Deve repensar sua latinidade sem traumas, de forma positiva.
Deve buscar o contemporâneo, sem esquecer as raízes e as etnias que contribuíram para a sua formação.
Deve ser ágil, dinâmica, criativa, inquisidora, crítica, buscando o acerto mesmo através do erro; adolescente e não senhoril. E deve, principalmente, ousar, e ousar muito, pois somente aos que têm ousadia é dado acordar no futuro.
Sergio Napp Diretor da CCMQ
HISTÓRICO
Início do século XX. A modernidade estava presente em todas as correntes do pensamento humano. A era moderna, iniciada no final do século passado, trazia a ciência e a tecnologia a serviço do homem. Os automóveis, os aviões, o telefone e os grandes movimentos culturais transformavam o perfil das capitais.

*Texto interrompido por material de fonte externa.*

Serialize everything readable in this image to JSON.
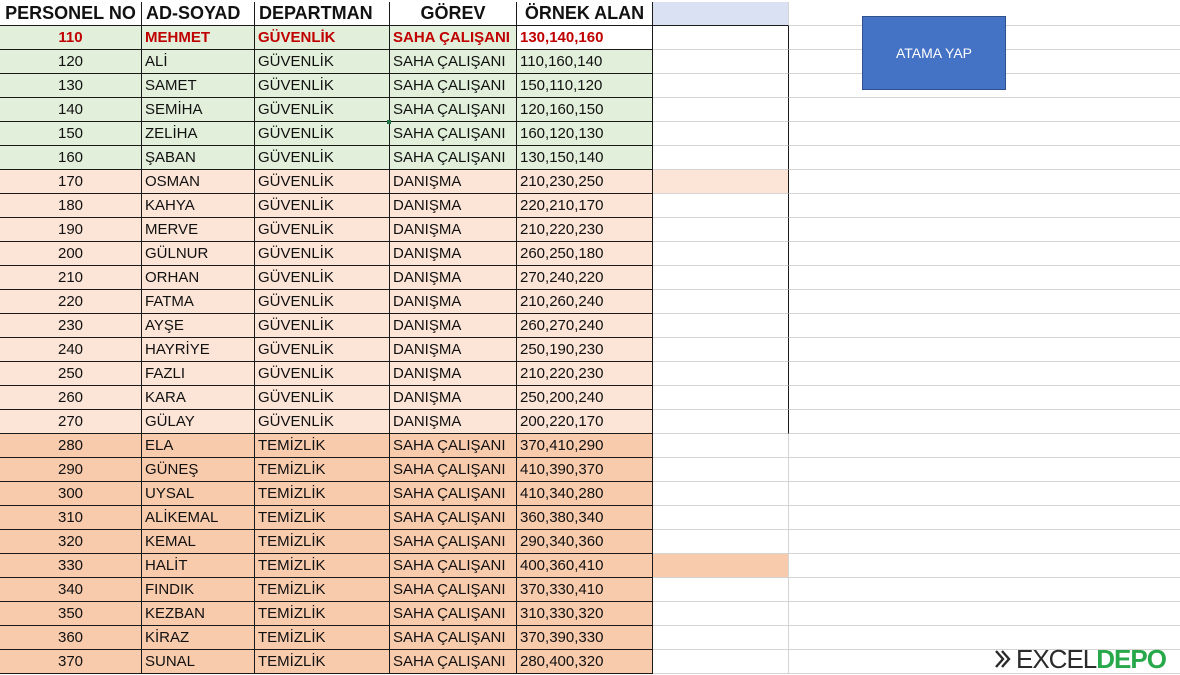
{
  "headers": [
    "PERSONEL NO",
    "AD-SOYAD",
    "DEPARTMAN",
    "GÖREV",
    "ÖRNEK ALAN"
  ],
  "rows": [
    {
      "no": "110",
      "name": "MEHMET",
      "dept": "GÜVENLİK",
      "role": "SAHA ÇALIŞANI",
      "sample": "130,140,160",
      "band": "green"
    },
    {
      "no": "120",
      "name": "ALİ",
      "dept": "GÜVENLİK",
      "role": "SAHA ÇALIŞANI",
      "sample": "110,160,140",
      "band": "green"
    },
    {
      "no": "130",
      "name": "SAMET",
      "dept": "GÜVENLİK",
      "role": "SAHA ÇALIŞANI",
      "sample": "150,110,120",
      "band": "green"
    },
    {
      "no": "140",
      "name": "SEMİHA",
      "dept": "GÜVENLİK",
      "role": "SAHA ÇALIŞANI",
      "sample": "120,160,150",
      "band": "green"
    },
    {
      "no": "150",
      "name": "ZELİHA",
      "dept": "GÜVENLİK",
      "role": "SAHA ÇALIŞANI",
      "sample": "160,120,130",
      "band": "green"
    },
    {
      "no": "160",
      "name": "ŞABAN",
      "dept": "GÜVENLİK",
      "role": "SAHA ÇALIŞANI",
      "sample": "130,150,140",
      "band": "green"
    },
    {
      "no": "170",
      "name": "OSMAN",
      "dept": "GÜVENLİK",
      "role": "DANIŞMA",
      "sample": "210,230,250",
      "band": "pink"
    },
    {
      "no": "180",
      "name": "KAHYA",
      "dept": "GÜVENLİK",
      "role": "DANIŞMA",
      "sample": "220,210,170",
      "band": "pink"
    },
    {
      "no": "190",
      "name": "MERVE",
      "dept": "GÜVENLİK",
      "role": "DANIŞMA",
      "sample": "210,220,230",
      "band": "pink"
    },
    {
      "no": "200",
      "name": "GÜLNUR",
      "dept": "GÜVENLİK",
      "role": "DANIŞMA",
      "sample": "260,250,180",
      "band": "pink"
    },
    {
      "no": "210",
      "name": "ORHAN",
      "dept": "GÜVENLİK",
      "role": "DANIŞMA",
      "sample": "270,240,220",
      "band": "pink"
    },
    {
      "no": "220",
      "name": "FATMA",
      "dept": "GÜVENLİK",
      "role": "DANIŞMA",
      "sample": "210,260,240",
      "band": "pink"
    },
    {
      "no": "230",
      "name": "AYŞE",
      "dept": "GÜVENLİK",
      "role": "DANIŞMA",
      "sample": "260,270,240",
      "band": "pink"
    },
    {
      "no": "240",
      "name": "HAYRİYE",
      "dept": "GÜVENLİK",
      "role": "DANIŞMA",
      "sample": "250,190,230",
      "band": "pink"
    },
    {
      "no": "250",
      "name": "FAZLI",
      "dept": "GÜVENLİK",
      "role": "DANIŞMA",
      "sample": "210,220,230",
      "band": "pink"
    },
    {
      "no": "260",
      "name": "KARA",
      "dept": "GÜVENLİK",
      "role": "DANIŞMA",
      "sample": "250,200,240",
      "band": "pink"
    },
    {
      "no": "270",
      "name": "GÜLAY",
      "dept": "GÜVENLİK",
      "role": "DANIŞMA",
      "sample": "200,220,170",
      "band": "pink"
    },
    {
      "no": "280",
      "name": "ELA",
      "dept": "TEMİZLİK",
      "role": "SAHA ÇALIŞANI",
      "sample": "370,410,290",
      "band": "orange"
    },
    {
      "no": "290",
      "name": "GÜNEŞ",
      "dept": "TEMİZLİK",
      "role": "SAHA ÇALIŞANI",
      "sample": "410,390,370",
      "band": "orange"
    },
    {
      "no": "300",
      "name": "UYSAL",
      "dept": "TEMİZLİK",
      "role": "SAHA ÇALIŞANI",
      "sample": "410,340,280",
      "band": "orange"
    },
    {
      "no": "310",
      "name": "ALİKEMAL",
      "dept": "TEMİZLİK",
      "role": "SAHA ÇALIŞANI",
      "sample": "360,380,340",
      "band": "orange"
    },
    {
      "no": "320",
      "name": "KEMAL",
      "dept": "TEMİZLİK",
      "role": "SAHA ÇALIŞANI",
      "sample": "290,340,360",
      "band": "orange"
    },
    {
      "no": "330",
      "name": "HALİT",
      "dept": "TEMİZLİK",
      "role": "SAHA ÇALIŞANI",
      "sample": "400,360,410",
      "band": "orange"
    },
    {
      "no": "340",
      "name": "FINDIK",
      "dept": "TEMİZLİK",
      "role": "SAHA ÇALIŞANI",
      "sample": "370,330,410",
      "band": "orange"
    },
    {
      "no": "350",
      "name": "KEZBAN",
      "dept": "TEMİZLİK",
      "role": "SAHA ÇALIŞANI",
      "sample": "310,330,320",
      "band": "orange"
    },
    {
      "no": "360",
      "name": "KİRAZ",
      "dept": "TEMİZLİK",
      "role": "SAHA ÇALIŞANI",
      "sample": "370,390,330",
      "band": "orange"
    },
    {
      "no": "370",
      "name": "SUNAL",
      "dept": "TEMİZLİK",
      "role": "SAHA ÇALIŞANI",
      "sample": "280,400,320",
      "band": "orange"
    }
  ],
  "button": {
    "label": "ATAMA YAP"
  },
  "logo": {
    "part1": "EXCEL",
    "part2": "DEPO"
  },
  "colors": {
    "header_fill": "#d9e1f2",
    "green_band": "#e2efda",
    "pink_band": "#fce4d6",
    "orange_band": "#f8cbad",
    "highlight_text": "#c00000",
    "button_fill": "#4472c4"
  }
}
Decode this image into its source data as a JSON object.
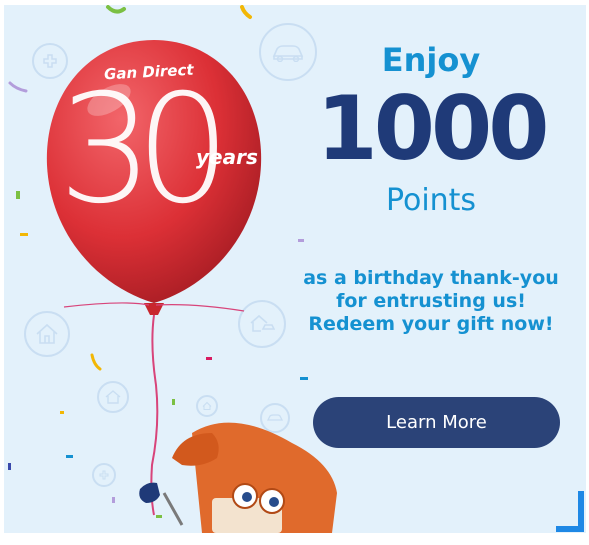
{
  "brand": {
    "name": "Gan Direct",
    "years_number": "30",
    "years_word": "years"
  },
  "headline": {
    "enjoy": "Enjoy",
    "amount": "1000",
    "unit": "Points"
  },
  "message": {
    "line1": "as a birthday thank-you",
    "line2": "for entrusting us!",
    "line3": "Redeem your gift now!"
  },
  "cta": {
    "label": "Learn More"
  },
  "colors": {
    "background": "#e3f1fb",
    "accent_blue": "#1591d1",
    "navy": "#1f3a78",
    "button": "#2b4378",
    "balloon": "#dc3036",
    "phone": "#e06a2c"
  },
  "icons": [
    "car-icon",
    "home-icon",
    "plus-icon",
    "house-car-icon"
  ]
}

Em meio a esta agitação cultural, nascia na Porto Alegre província um projeto audacioso. O arquiteto alemão Theo Wiederspahn, contratado por Horácio de Carvalho, surpreendia a todos ao projetar em estilo neoclássico, dois prédios interligados por passarelas, que cruzavam por cima de uma via pública e tinha em seu topo duas cúpulas. Em 1923, os irmãos Masgrau, arrendatários do prédio, inaugurariam ali o Hotel Majestic.
As características diferenciadas do prédio e o atendimento dos arrendatários dariam popularidade ao local. No hotel desfilavam artistas, intelectuais e personalidades, como os ex-presidentes Getúlio Vargas, João Goulart, o escritor Erico Veríssimo e os cantores João Gilberto, Dalva de Oliveira, entre muitos outros.
O tempo foi passando, a cidade romântica do início do século foi crescendo, dando lugar aos grandes e frios espigões, a violência e a poluição. Surgia a decadência e a desumanização de que padecem as áreas centrais de todas as grandes cidades.
O grande Hotel Majestic não escapou a esta realidade. Entrava na década de setenta longe de seu esplendor, deixando de ser um hotel tradicional, para abrigar, basicamente, moradores permanentes.
Um de seus mais ilustres moradores foi Mario Quintana. O poeta ali viveu de 1968 até 1980, quando o prédio foi fechado definitivamente como hotel.
Sem brilho, desgastada e consumidas pelo tempo, a bela edificação estava ruindo. Eram os vazamentos e pinturas descascando e rebocos caindo. Mesmo assim, a obra projetada no início do século, ainda chamava atenção pela importância arquitetônica e histórica. Precisava ser preservada e recuperada.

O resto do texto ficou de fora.